Policiais da Delegacia de Homicídios da Baixada Fluminense (DH-Baixada) estão investigando se criminosos ligados a grupos milicianos da Zona Oeste do Rio, da Baixada e Angra dos Reis, estariam participando da  festa no endereço ao lado de onde era realizada uma live de um grupo de pagode, no último domingo (26), na Costa Verde. Houve confusão, e disparos de tiros e a live teve de ser interrompida.

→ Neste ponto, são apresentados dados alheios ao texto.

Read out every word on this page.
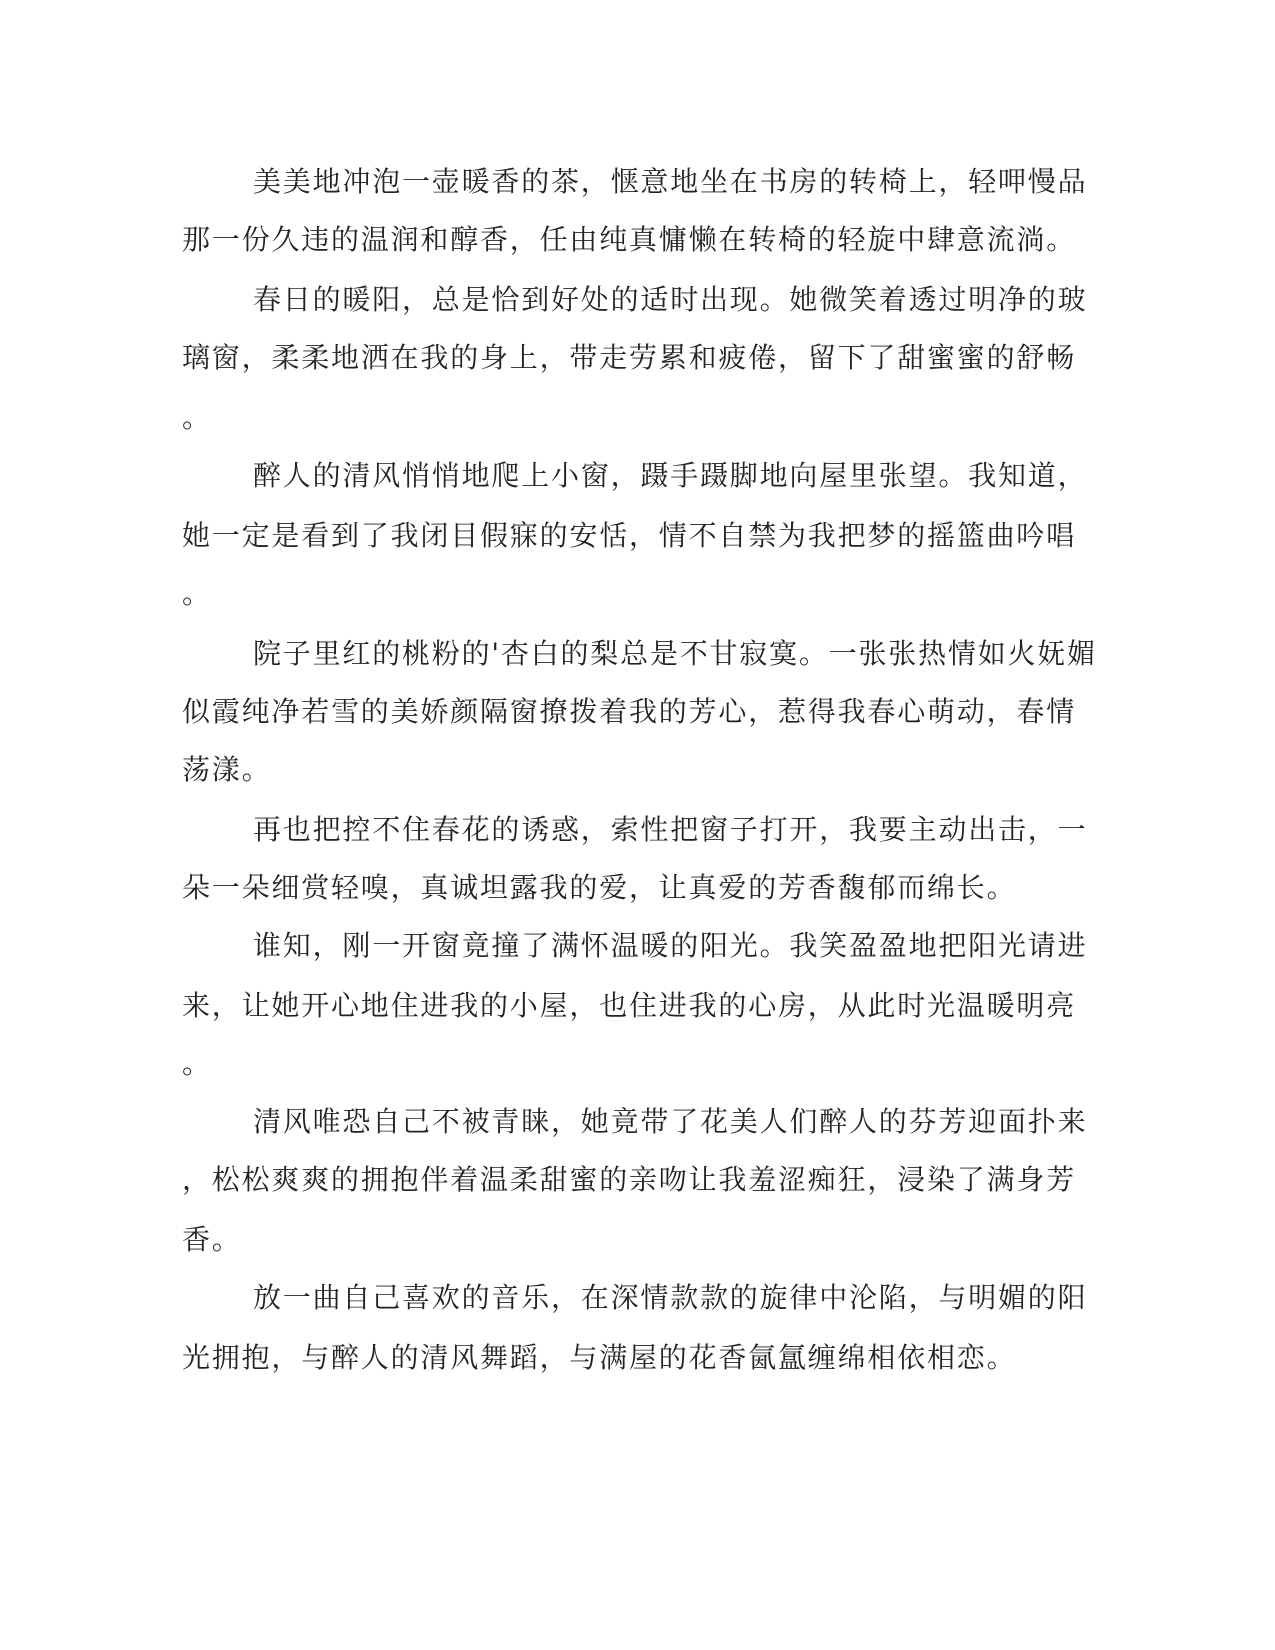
美美地冲泡一壶暖香的茶，惬意地坐在书房的转椅上，轻呷慢品

那一份久违的温润和醇香，任由纯真慵懒在转椅的轻旋中肆意流淌。

春日的暖阳，总是恰到好处的适时出现。她微笑着透过明净的玻

璃窗，柔柔地洒在我的身上，带走劳累和疲倦，留下了甜蜜蜜的舒畅

。

醉人的清风悄悄地爬上小窗，蹑手蹑脚地向屋里张望。我知道，

她一定是看到了我闭目假寐的安恬，情不自禁为我把梦的摇篮曲吟唱

。

院子里红的桃粉的'杏白的梨总是不甘寂寞。一张张热情如火妩媚

似霞纯净若雪的美娇颜隔窗撩拨着我的芳心，惹得我春心萌动，春情

荡漾。

再也把控不住春花的诱惑，索性把窗子打开，我要主动出击，一

朵一朵细赏轻嗅，真诚坦露我的爱，让真爱的芳香馥郁而绵长。

谁知，刚一开窗竟撞了满怀温暖的阳光。我笑盈盈地把阳光请进

来，让她开心地住进我的小屋，也住进我的心房，从此时光温暖明亮

。

清风唯恐自己不被青睐，她竟带了花美人们醉人的芬芳迎面扑来

，松松爽爽的拥抱伴着温柔甜蜜的亲吻让我羞涩痴狂，浸染了满身芳

香。

放一曲自己喜欢的音乐，在深情款款的旋律中沦陷，与明媚的阳

光拥抱，与醉人的清风舞蹈，与满屋的花香氤氲缠绵相依相恋。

Na operação que participaram agentes da Coordenadoria de Recursos Especiais (Core) da Polícia Civil, ocorreram autuações de pessoas que possuíam anotações criminais anteriores, por tráfico, roubo e outros crimes. O delegado Moysés Santana, da DH-Baixada disse que não houve qualquer equívoco na operação que resultou na interrupção do grupo de pagode Aglomerou, acrescentando que a polícia não disparou tiros durante a ação na casa vizinha ao alvo da operação.

“Entramos simultaneamente nas duas casas. Interrompemos a live para evitar danos colaterais, pois algum criminoso poderia pular para a casa ao lado e porque imaginávamos que os suspeitos da casa onde ocorria a festa poderiam resistir. O objetivo era preservar os músicos e demais ocupantes do imóvel. Os disparos foram feitos por criminosos que se fugiram da residência onde ocorreu a festa. Todas as pessoas na festa foram autuadas por violação ao artigo 268 do Código Penal”, afirmou.

Após a confusão, músicos fizeram uma publicação nas redes sociais para tranquilizar os fãs. O vocalista, João Victor, disse que estavam todos bem, explicou que a entrada dos policiais foi um engano e prometeu remarcar a live.

“Galera, estamos bem. Tá tudo bem. Tá acontecendo uma operação policial em uma casa bem próxima aqui do espaço. Então, ocorreu esse fato, mas tá todo mundo bem. Não tem nenhum vínculo com o espaço. Não tem problema nenhum com quem estava aqui dentro da live. É isso aí. Tá tudo certo. A gente vai remarcar a live porque a gente tá meio sem clima pra fazer”, explicou João Victor.